Hoje as mulheres trans conquistaram espaço inclusive para realizar o sonho de ser mãe

Erika Fernandes e Isis Broken passaram pela experiência após a transição e relatam os momentos especiais da maternidade no primeiro Dia das Mães delas Foto: Arquivo pessoal

Até a metade do século passado, a maternidade era algo exclusivo das mulheres cisgênero e casadas e tudo o que fugia dessa regra não era visto como normal. A revolução e empoderamento das mulheres permitiu que elas vivessem a maternidade solo sem culpas ou amarras com homens. O tempo foi passando e hoje as mulheres trans também conquistaram espaço inclusive para realizar o sonho de ser mãe.

A empreendedora Erika Fernandes, de 28 anos, que mora em Guarulhos, região metropolitana de São Paulo, conta sempre teve o sonho de ser mãe, antes mesmo de passar pela transição de gênero.

Ela espera pelo primeiro filho, Noah, que deve nascer até o fim de maio, fruto do relacionamento com o empresário Roberto Bete. O casal já planejava há muito tempo gerar uma criança, pararam o tratamento hormonal por um ano e meio para que seus corpos voltassem a funcionar de forma biológica, conforme ela mesma conta.

“Até que aconteceu e ficamos super felizes”, diz. “Sempre sonhei em ter um filho, até pensei em adotar. Depois da transição descobri vários fatos novos, inclusive vi no meu relacionamento transcentrado a possibilidade de ter um filho biológico meu, então embarquei nessa”, relata.

Já a rapper e repentista sergipana travesti Isis Broken, que atualmente mora na capital paulista, não pensava nessa possibilidade. Ela namorava à distância com Lourenzo Lima, conhecido como DJ Aqualien, quando decidiram passar o Carnaval juntos no Nordeste e, nesse meio tempo, o músico ficou sem fazer o tratamento hormonal, mas ambos não tinham medo de uma gravidez porque ele já se harmonizava há mais de três anos.

“A gente não imaginava que existisse essa possibilidade porque o hormônio tira a capacidade reprodutiva. Achamos que estávamos seguros porque ele não estava menstruando”, lembra ela.

“Três meses depois que ele estava lá em Sergipe, Aqualien menstruou e ficamos assustados. Fizemos dois testes de farmácia que deram negativo. Ficamos tranquilos, mas ele começou a entender algumas modificações no corpo e decidiu fazer um novo teste que deu positivo. Ele chegou superpálido até mim e mostrou o resultado. Fiquei assustada. A gente não planejava, foi tudo por acaso”, narra.

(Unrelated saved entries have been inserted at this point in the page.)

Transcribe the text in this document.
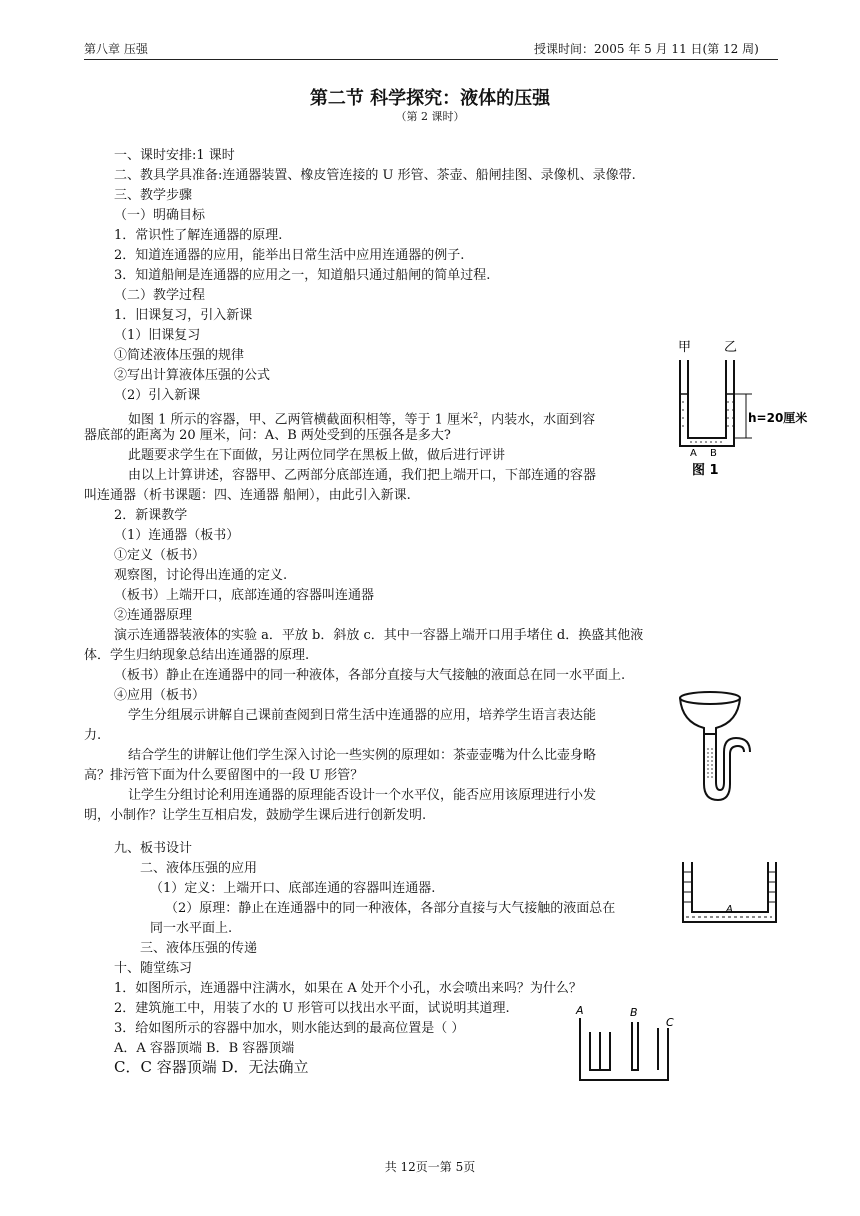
第八章 压强	授课时间：2005 年 5 月 11 日(第 12 周)
第二节 科学探究：液体的压强
（第 2 课时）
一、课时安排:1 课时
二、教具学具准备:连通器装置、橡皮管连接的 U 形管、茶壶、船闸挂图、录像机、录像带.
三、教学步骤
（一）明确目标
1．常识性了解连通器的原理.
2．知道连通器的应用，能举出日常生活中应用连通器的例子.
3．知道船闸是连通器的应用之一，知道船只通过船闸的简单过程.
（二）教学过程
1．旧课复习，引入新课
（1）旧课复习
①简述液体压强的规律
②写出计算液体压强的公式
（2）引入新课
如图 1 所示的容器，甲、乙两管横截面积相等，等于 1 厘米$^2$，内装水，水面到容
器底部的距离为 20 厘米，问：A、B 两处受到的压强各是多大?
此题要求学生在下面做，另让两位同学在黑板上做，做后进行评讲
由以上计算讲述，容器甲、乙两部分底部连通，我们把上端开口，下部连通的容器
叫连通器（析书课题：四、连通器 船闸），由此引入新课.
2．新课教学
（1）连通器（板书）
①定义（板书）
观察图，讨论得出连通的定义.
（板书）上端开口，底部连通的容器叫连通器
②连通器原理
演示连通器装液体的实验 a．平放 b．斜放 c．其中一容器上端开口用手堵住 d．换盛其他液
体．学生归纳现象总结出连通器的原理.
（板书）静止在连通器中的同一种液体，各部分直接与大气接触的液面总在同一水平面上.
④应用（板书）
学生分组展示讲解自己课前查阅到日常生活中连通器的应用，培养学生语言表达能
力.
结合学生的讲解让他们学生深入讨论一些实例的原理如：茶壶壶嘴为什么比壶身略
高？排污管下面为什么要留图中的一段 U 形管？
让学生分组讨论利用连通器的原理能否设计一个水平仪，能否应用该原理进行小发
明，小制作？让学生互相启发，鼓励学生课后进行创新发明.
九、板书设计
二、液体压强的应用
（1）定义：上端开口、底部连通的容器叫连通器.
（2）原理：静止在连通器中的同一种液体，各部分直接与大气接触的液面总在
同一水平面上.
三、液体压强的传递
十、随堂练习
1．如图所示，连通器中注满水，如果在 A 处开个小孔，水会喷出来吗？为什么？
2．建筑施工中，用装了水的 U 形管可以找出水平面，试说明其道理.
3．给如图所示的容器中加水，则水能达到的最高位置是（ ）
A．A 容器顶端 B．B 容器顶端
C．C 容器顶端 D．无法确立
甲	乙
h=20厘米
A B
图 1
A
A	B
C
共 12页一第 5页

O papai Aqualien, o bebê Apolo e a mamãe Isis Broken (Foto: Arquivo pessoal)

Hoje, Isis consegue até se divertir com a situação de pânico que passaram, mas naquele momento ela só tinha um pensamento: “Como falaria para a mãe e o pai”.

“Acho que eu fiquei ainda uns dois dias tentando processar, mas minha mãe ficou nas nuvens e foi um momento de muita felicidade. O primeiro impacto não foi positivo. Eu só pensava que não tinha estrutura nenhuma para criar uma criança”, disse.

A transparentalidade, assim como a homoparentalidade, é uma palavra ainda pouco conhecida do vocabulário popular e significa a possibilidade de pessoas trans de formarem uma família com filhos, o que é um direito garantido pela Constituição Brasileira.

A cantora Yuna Vitória, formada em direito pela Univerdade Federal da Bahia (UFBA) e pesquisadora em Estudos Trans e Travesti pelo Núcleo de Pesquisa e Extensão em Culturas, Gêneros e Sexualidades, falou sobre esse assunto durante Seminário da Visibilidade Trans, em 2020. Ela ressaltou que é importante nomear esse tipo de relação específica porque, quando não se nomeia, a sociedade não dá visibilidade e não pensa políticas para ela.

“No campo do direito, por exemplo, nós estamos construindo novas parentalidades entre pessoas trans, encontrando uma série de dificuldades, a exemplo de conseguir registrar o filho, já que os cartórios não estão preparados para entender a situação”, comentou ela.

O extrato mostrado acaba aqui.